Sin darse cuenta, cual gota en el techo, un cáncer había hecho su trabajo en la clandestinidad, conquistando terreno lentamente. Desapercibido, había ido consumiéndolo poco a poco hasta finalmente hacerse notar y declararle mofándose que la partida estaba terminada.
Esto es cosa de unos días, dijo el albañil, eliminar la fuga, secar, tapiar y pintar. Esto puede ser cuestión de días, quizás semanas, pero no meses, dijo el médico, ya no podemos hacer nada. Los cimientos de la familia se estaban resquebrajando y no había obra posible para evitar el derrumbe. Contra lo inevitable la madre e hijos levantaron un armazón de abrazos en torno al padre, apuntalándolo con besos y reforzándolo con mimos diarios.
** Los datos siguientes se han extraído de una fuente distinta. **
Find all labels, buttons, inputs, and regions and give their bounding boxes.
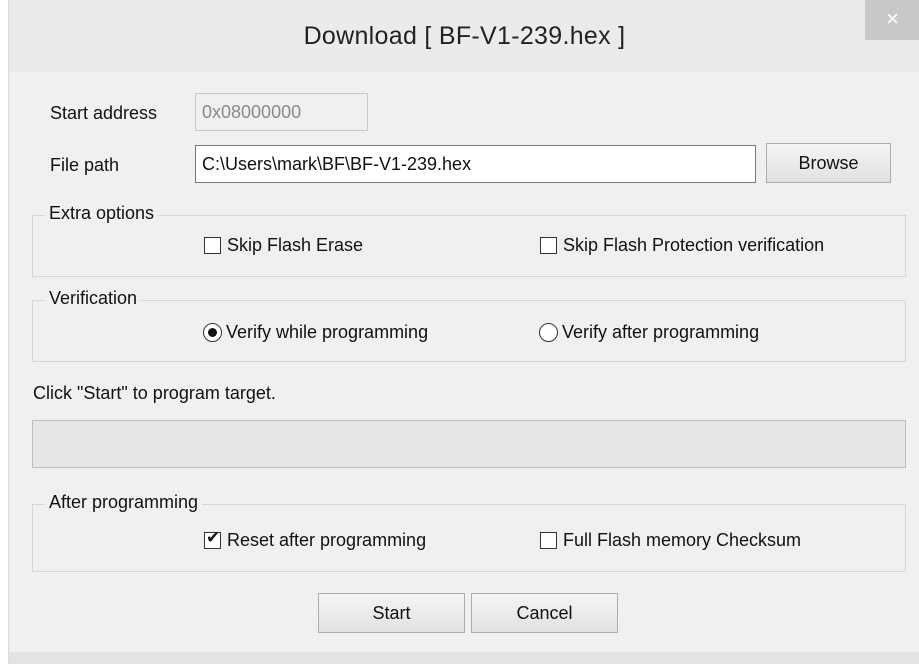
verify-while-programming-label: Verify while programming [226, 322, 429, 342]
dialog-body: Start address 0x08000000 File path C:\Us… [9, 72, 919, 652]
close-button[interactable]: × [865, 0, 919, 40]
after-programming-title: After programming [45, 492, 203, 513]
skip-flash-erase-checkbox[interactable] [204, 237, 221, 254]
window-bottom-edge [9, 652, 919, 664]
verify-after-programming-option[interactable]: Verify after programming [539, 322, 759, 343]
progress-bar [32, 420, 906, 468]
skip-flash-protection-option[interactable]: Skip Flash Protection verification [540, 235, 824, 256]
skip-flash-protection-checkbox[interactable] [540, 237, 557, 254]
file-path-label: File path [50, 155, 120, 175]
reset-after-programming-checkbox[interactable]: ✔ [204, 528, 221, 549]
verification-group [32, 300, 906, 362]
download-dialog: Download [ BF-V1-239.hex ] × Start addre… [8, 0, 919, 664]
verification-title: Verification [45, 288, 142, 309]
radio-selected-dot [208, 328, 217, 337]
status-message: Click "Start" to program target. [33, 383, 276, 403]
reset-after-programming-option[interactable]: ✔ Reset after programming [204, 528, 427, 551]
start-address-label: Start address [50, 103, 158, 123]
full-flash-checksum-option[interactable]: Full Flash memory Checksum [540, 530, 801, 551]
skip-flash-protection-label: Skip Flash Protection verification [563, 235, 825, 255]
full-flash-checksum-label: Full Flash memory Checksum [563, 530, 802, 550]
start-address-field: 0x08000000 [195, 93, 368, 131]
cancel-button[interactable]: Cancel [471, 593, 618, 633]
verify-after-programming-label: Verify after programming [562, 322, 760, 342]
dialog-title: Download [ BF-V1-239.hex ] [303, 22, 626, 50]
extra-options-title: Extra options [45, 203, 159, 224]
skip-flash-erase-option[interactable]: Skip Flash Erase [204, 235, 363, 256]
verify-after-programming-radio[interactable] [539, 323, 558, 342]
verify-while-programming-option[interactable]: Verify while programming [203, 322, 428, 343]
checkmark-icon: ✔ [206, 528, 221, 547]
reset-after-programming-label: Reset after programming [227, 530, 427, 550]
browse-button[interactable]: Browse [766, 143, 891, 183]
title-bar[interactable]: Download [ BF-V1-239.hex ] × [9, 0, 919, 72]
start-button[interactable]: Start [318, 593, 465, 633]
close-icon: × [886, 6, 899, 31]
full-flash-checksum-checkbox[interactable] [540, 532, 557, 549]
skip-flash-erase-label: Skip Flash Erase [227, 235, 364, 255]
file-path-field[interactable]: C:\Users\mark\BF\BF-V1-239.hex [195, 145, 756, 183]
verify-while-programming-radio[interactable] [203, 323, 222, 342]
Luchando contra ese otro orificio que aumentaba día a día en sus entrañas, que cual agujero negro intentaba arrastrarlos a un vórtice de angustia y desaliento.
Y por un tiempo, el padre se mantuvo en pie, resistiendo con su humor y su tenacidad, contradiciendo al médico-albañil, burlándose de ese cáncer que había gritado victoria demasiado pronto.
Una vez tapiado el agujero del techo, no quedó rastro de su presencia anterior. Todo parecía como antes, mas todo había cambiado. El padre se había ido, dejando un hueco invisible pero dolorosamente presente. Ahora sólo les quedaba esperar a que el tiempo hiciera su lento trabajo en ese boquete abierto en el núcleo familiar, añadiendo paulatinamente capas de cemento armado de amor. Pero en su recuerdo conservarían sin sellar las grietas del corazón para permitir que la luz que de él siempre emanaba, continuase a hacerlo a través de ellas reconfortándolos eternamente.
María López. 49 años. Ferrol.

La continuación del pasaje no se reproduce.